Ночь мы провели в том самом подвале, где гатчинцы спасались от фашистов. Все уснули, кроме Тани и меня. Она не спала, потому что ей хотелось говорить и рассказывать, а я потому, что хотел слушать. В Ленинграде я не раз думал о тех, которым суждено было жить «под немцем». Я читал газеты, в которых то там, то здесь появлялись заметки об этой пусть временной, но такой страшной жизни. Я знал о зверствах, я знал о пытках, весной сорок второго года я слушал рассказы партизан, пробившихся в Ленинград с обозом продовольствия. К тому времени, как была освобождена Гатчина, я знал не только о героях, но и о предателях, полицаях, власовцах. Но в этом подвале я встретился просто с людьми, жившими два с половиной года «под немцем». Их не арестовывали, они работали — кто на почте, кто в прачечной, а скрюченная женщина была из Ленинграда, в Гатчину она попала на оборонные работы и не успела на последний поезд или на последний грузовик. Ее тоже не тронули, она работала от случая к случаю, а вся ее подпольная работа заключалась в том, что она учила детей на дому русской грамматике. В школе они этого почти не учили. Да и кто в то время учился в этих школах!

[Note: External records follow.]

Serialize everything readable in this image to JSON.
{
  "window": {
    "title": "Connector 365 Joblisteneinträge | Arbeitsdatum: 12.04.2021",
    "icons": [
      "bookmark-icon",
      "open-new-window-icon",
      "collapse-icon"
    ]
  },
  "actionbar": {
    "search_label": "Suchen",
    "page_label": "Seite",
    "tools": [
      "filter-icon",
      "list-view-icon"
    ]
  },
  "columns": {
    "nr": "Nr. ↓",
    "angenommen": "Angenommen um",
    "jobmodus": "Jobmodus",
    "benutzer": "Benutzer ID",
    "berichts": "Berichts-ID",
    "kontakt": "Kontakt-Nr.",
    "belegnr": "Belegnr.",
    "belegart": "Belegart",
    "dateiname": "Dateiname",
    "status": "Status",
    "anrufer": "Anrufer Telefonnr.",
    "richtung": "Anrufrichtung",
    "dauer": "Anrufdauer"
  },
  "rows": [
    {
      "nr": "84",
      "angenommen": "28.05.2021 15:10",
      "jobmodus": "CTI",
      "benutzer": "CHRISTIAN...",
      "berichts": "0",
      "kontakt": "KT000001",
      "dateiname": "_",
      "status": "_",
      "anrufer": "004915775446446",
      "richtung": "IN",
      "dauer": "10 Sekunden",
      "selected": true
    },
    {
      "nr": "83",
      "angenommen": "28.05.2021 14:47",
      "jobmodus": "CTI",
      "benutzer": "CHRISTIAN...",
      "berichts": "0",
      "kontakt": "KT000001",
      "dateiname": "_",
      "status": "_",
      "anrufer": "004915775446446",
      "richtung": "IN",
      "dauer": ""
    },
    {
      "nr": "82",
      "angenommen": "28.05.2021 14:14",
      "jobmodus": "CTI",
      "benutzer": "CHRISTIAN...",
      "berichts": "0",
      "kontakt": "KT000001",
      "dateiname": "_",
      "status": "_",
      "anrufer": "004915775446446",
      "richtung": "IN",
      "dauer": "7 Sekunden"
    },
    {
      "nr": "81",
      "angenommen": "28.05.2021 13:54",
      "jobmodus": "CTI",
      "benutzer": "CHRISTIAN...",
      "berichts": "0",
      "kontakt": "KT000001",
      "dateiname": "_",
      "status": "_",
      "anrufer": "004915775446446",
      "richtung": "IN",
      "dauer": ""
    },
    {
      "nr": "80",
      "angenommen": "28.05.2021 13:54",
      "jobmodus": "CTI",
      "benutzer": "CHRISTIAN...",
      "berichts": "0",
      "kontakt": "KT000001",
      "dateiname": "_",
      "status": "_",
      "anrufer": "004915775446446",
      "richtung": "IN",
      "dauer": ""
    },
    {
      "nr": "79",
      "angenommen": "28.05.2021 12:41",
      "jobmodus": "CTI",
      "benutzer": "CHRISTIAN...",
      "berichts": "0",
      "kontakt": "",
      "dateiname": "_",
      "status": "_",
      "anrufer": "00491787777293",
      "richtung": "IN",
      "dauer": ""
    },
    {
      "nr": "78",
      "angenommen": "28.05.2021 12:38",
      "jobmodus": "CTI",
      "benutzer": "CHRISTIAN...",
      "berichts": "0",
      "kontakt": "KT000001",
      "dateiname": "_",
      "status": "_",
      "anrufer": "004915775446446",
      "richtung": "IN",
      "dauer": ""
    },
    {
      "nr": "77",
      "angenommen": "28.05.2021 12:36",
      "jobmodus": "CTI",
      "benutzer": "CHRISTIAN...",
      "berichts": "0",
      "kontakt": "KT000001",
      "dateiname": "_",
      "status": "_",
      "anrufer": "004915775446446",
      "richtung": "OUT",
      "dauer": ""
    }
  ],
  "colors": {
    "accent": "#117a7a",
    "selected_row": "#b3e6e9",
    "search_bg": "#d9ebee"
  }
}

Таня продавала марки и конверты на почте. Ей почти нечего было рассказать о себе. Она рассказывала о других, ведь она тоже знала, что есть партизанское подполье, что есть люди, ежедневно подвергающиеся смертельной опасности, она видела повешенных фашистами людей с дощечками на груди: коммунист. Она знала, что даже православный священник, отец Александр, был повешен гитлеровцами, потому что в своей проповеди, кажется, привел слова из Библии о возмездии. Но что он все-таки говорил? Этого Таня не знала. Она нигде не бывала, кроме своей почты, боялась лишний раз выйти на улицу, она не открывала дверь ни на какие звонки, только полицаям, когда проверяли документы. Документы у Тани были в порядке. Ей повезло: она была сиротой, а дед был слишком стар для подпольщика.

Боялась ли она немцев? Да, конечно, как и все, она боялась немцев и старалась не попадаться им на глаза, — никто ведь не знал, что еще им придет в голову и кто в чем будет виноват. Но иногда на нее накатывал самый страшный страх: она боялась, что все это надолго, что ничего никогда не сбудется, что жизнь пройдет, что она высохнет, как эта учительница в шляпке. И не будет любви, о которой она читала до войны у Тургенева и у Толстого. И в романе «Как закалялась сталь» ей больше всего запомнилась любовь Павла и Таи; немцы бы никогда не позволили, чтобы полюбили вот так, как Павел и Тая, ведь он был инвалид, и немцы не позволили бы этого, они бы сделали ему укол, а может быть, и ей, они ненавидели инвалидов, и вся эта история с любовью к парализованному показалась бы им странной и просоветской.